Wildebeest migration in the Maasai Mara. The recovery of Wildebeest numbers has helped turn the Serengeti ecosystem from a carbon source into a carbon sink (Photo by Robin Moore/Re:wild)

To effectively address climate change, species must be restored to whatever abundance is necessary for them to meaningfully play their traditional, ecological role in the ecosystem, according to the report. Restoration and protection can include stopping the threats to the species, translocations or relocations to safer habitat, conservation breeding programs that reintroduce individual animals to the wild, or a combination of methods.

In addition to making the planet more resilient to climate change, these efforts have the added benefits of stemming biodiversity loss and bolstering ecosystems that provide people with clean air, clean water, livelihoods, and homes that help preserve human cultures. They can also help countries simultaneously meet their climate goals, Convention on Biological Diversity goals, and their UN Sustainable Development Goals. On the flip side, losing these species could result in their ecosystems becoming carbon sources, instead of storing carbon.

“This paper analyzes the power of rewilding only a handful of species,” said Wes Sechrest, Re:wild chief scientist and CEO. “We could accomplish significantly more for the planet if we invested in biodiversity at a much greater scale, which is a goal that we share at Re:wild with our local partners around the world. We do not need far-fetched technology and we do not need to reinvent the planet. We just need to rewild it.”

Fifteen scientists from eight countries contributed to the report.
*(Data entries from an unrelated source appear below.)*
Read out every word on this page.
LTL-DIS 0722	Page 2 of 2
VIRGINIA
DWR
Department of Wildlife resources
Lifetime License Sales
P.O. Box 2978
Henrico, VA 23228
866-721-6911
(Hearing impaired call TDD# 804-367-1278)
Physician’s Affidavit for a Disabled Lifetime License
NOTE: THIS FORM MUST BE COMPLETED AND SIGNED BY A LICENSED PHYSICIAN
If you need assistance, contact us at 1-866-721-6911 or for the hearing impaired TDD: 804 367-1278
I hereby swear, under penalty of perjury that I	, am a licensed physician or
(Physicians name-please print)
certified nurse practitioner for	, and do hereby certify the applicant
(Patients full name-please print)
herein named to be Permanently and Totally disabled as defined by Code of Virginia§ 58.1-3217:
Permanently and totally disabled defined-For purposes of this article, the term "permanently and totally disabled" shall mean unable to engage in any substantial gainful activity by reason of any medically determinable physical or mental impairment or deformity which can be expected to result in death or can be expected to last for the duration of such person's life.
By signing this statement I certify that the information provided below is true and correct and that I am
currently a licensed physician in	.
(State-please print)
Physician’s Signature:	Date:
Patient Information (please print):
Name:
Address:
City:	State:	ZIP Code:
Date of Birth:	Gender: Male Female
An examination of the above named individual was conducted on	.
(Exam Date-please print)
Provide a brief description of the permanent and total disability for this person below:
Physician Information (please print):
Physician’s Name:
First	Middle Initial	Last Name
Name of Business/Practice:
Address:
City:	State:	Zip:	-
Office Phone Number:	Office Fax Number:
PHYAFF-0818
The paper’s authors are: Oswald J. Schmitz, Yale University; Magnus Sylven, Wild Foundation; Trisha B. Atwood, Utah State University; Elisabeth S. Bakker, Netherlands Institute of Ecology; Fabio Berzaghi, World Maritime University; Jedediah F. Brodie, University of Montana, Missoula; Joris P.G.M. Cromsigt, Swedish University of Agricultural Sciences; Andrew B. Davies, Harvard University; Shawn J. Leroux, Memorial University of Newfoundland; Frans J. Schepers, Rewilding Europe; Felisa A. Smith, University of New Mexico, Albuquerque; Sari Stark, University of Lapland; Jens-Christian Svenning, Aarhus University; Andrew Tilker, Re:wild; Henni Ylänne, University of Eastern Finland.